H. Questa procedura permetterebbe all’A.C. di accelerare la necessaria e urgentissima ri-scrittura dei propri strumenti urbanistici in forza degli unici principi che ne devono stare alla base che sono quelli dell’equilibrio territoriale e delle effettive esigenze della comunità soprattutto per quanto concerne il settore delle infrastrutture e dei servizi (carenze assai poco emerse anche dalla tardiva opera di monitoraggio effettuata). E’ indispensabile ri-valutare da subito l’eccessivo consumo di suolo e la sostenibilità complessiva delle previsioni originarie e non rimandarlo ad una seconda fase (come si afferma nel Documento di Monitoraggio).

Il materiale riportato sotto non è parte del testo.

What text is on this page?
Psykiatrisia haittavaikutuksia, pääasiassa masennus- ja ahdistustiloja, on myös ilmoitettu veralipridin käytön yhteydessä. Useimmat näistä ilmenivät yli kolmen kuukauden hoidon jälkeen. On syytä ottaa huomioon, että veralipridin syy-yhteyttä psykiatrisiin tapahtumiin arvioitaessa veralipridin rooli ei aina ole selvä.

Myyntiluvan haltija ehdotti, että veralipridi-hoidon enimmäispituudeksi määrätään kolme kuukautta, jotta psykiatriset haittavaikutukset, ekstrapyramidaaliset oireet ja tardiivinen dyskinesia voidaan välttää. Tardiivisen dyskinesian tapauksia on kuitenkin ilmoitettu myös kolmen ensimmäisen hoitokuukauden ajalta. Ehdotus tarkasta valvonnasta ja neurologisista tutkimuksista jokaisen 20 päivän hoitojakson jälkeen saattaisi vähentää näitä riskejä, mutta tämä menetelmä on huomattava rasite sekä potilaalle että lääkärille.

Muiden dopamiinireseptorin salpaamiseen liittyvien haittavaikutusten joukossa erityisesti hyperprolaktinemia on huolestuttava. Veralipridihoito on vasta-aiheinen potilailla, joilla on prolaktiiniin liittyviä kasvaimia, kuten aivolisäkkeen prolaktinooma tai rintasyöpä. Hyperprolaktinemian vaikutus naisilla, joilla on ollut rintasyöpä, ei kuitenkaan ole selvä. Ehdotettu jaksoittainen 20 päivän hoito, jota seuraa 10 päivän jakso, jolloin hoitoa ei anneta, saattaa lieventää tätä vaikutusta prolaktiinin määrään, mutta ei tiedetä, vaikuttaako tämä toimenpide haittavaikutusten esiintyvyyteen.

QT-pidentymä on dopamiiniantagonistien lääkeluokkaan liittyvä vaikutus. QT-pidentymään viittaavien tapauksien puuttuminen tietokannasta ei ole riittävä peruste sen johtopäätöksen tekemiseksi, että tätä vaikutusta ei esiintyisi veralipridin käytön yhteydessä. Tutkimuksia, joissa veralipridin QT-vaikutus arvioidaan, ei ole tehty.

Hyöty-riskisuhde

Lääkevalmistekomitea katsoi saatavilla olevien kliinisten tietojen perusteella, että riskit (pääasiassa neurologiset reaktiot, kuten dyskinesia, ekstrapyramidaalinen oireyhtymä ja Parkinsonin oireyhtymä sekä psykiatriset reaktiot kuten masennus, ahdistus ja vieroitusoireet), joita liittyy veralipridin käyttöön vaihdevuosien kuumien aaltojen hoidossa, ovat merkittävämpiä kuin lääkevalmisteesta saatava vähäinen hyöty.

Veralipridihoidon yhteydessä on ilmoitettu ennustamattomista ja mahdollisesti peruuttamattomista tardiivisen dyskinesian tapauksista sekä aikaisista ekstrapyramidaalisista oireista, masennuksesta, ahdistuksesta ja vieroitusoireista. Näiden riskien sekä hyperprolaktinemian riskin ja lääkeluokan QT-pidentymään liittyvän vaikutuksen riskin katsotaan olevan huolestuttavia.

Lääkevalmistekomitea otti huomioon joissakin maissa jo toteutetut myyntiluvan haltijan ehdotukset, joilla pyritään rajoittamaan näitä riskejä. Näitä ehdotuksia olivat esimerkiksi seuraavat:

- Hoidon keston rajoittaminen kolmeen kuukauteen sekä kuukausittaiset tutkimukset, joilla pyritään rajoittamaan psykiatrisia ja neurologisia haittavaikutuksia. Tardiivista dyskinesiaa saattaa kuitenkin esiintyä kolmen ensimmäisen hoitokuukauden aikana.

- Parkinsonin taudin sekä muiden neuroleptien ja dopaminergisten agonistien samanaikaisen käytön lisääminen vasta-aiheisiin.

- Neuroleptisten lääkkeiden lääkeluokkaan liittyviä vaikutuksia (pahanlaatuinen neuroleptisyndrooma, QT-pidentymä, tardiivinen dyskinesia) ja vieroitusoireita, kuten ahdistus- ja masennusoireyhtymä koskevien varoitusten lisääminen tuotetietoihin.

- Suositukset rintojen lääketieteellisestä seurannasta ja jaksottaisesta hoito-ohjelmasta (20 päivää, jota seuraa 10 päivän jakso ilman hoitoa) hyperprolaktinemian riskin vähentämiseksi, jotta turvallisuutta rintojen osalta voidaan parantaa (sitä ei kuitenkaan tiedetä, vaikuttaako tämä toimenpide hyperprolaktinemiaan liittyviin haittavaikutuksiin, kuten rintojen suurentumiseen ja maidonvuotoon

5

I. Siamo del tutto coscienti che questo comporta alcuni sacrifici, ma è l’unica procedura chiara, legittima e obiettiva. Deve essere precisato, poi, che questo è conseguenza diretta di ben individuabili responsabilità interne all’Amministrazione, che sarebbe giusto far emergere, e comunque la procedura che indichiamo risulta ineliminabile di fronte ad un vero e proprio caos in cui versa tutto il settore da anni.
L. Questo caos di illegittimità edilizio/urbanistica (cui si somma anche il bubbone dell’illegittima composizione del Collegio per il Paesaggio nel periodo settembre 2008/marzo 2009, passivamente coperto dalla Giunta) fu segnalato da questa Associazione con un documento inviato a Sindaco, Giunta e Capigruppo nel lontano 19.09.2007 (riprodotto nel ns. sito www.italianostralucca.org con il titolo “Urbanistica: Gli Sforamenti Annunciati”), che i tentennamenti e l’indifferenza dell’Amministrazione non hanno considerato e che i responsabili del settore hanno fino all’ultimo negato.
M. Questa Associazione, nel confermare le procedure indicate ai punti G e H, invece può considerare positivamente quanto l’A.C. indica in riferimento agli interventi sul PEE nella nota inviata il 19 gennaio. In una situazione così confusa e “senza struttura” quale quella odierna è indispensabile limitare la possibilità di trasformazioni edilizie e di cambiamenti di funzioni per i grandi immobili esistenti (ma per tutti!) che creino aggravi e sconvolgimenti del carico urbanistico. Per le trasformazioni degli immobili ex industriali, poi (ma è cosa che interessa il nuovo Piano) dovrà farsi riferimento al parametro della superficie e non a quello, esoso, del volume. Non siamo invece in grado, ancora, di esprimerci sull’idoneità dei parametri che l’A. propone sull’argomento degli interventi di piccola entità. Risulta ambiguo, e quindi inaccettabile, invece, il significato dell’espressione “la sostanziale conferma, per il Centro Storico, delle previsioni …”.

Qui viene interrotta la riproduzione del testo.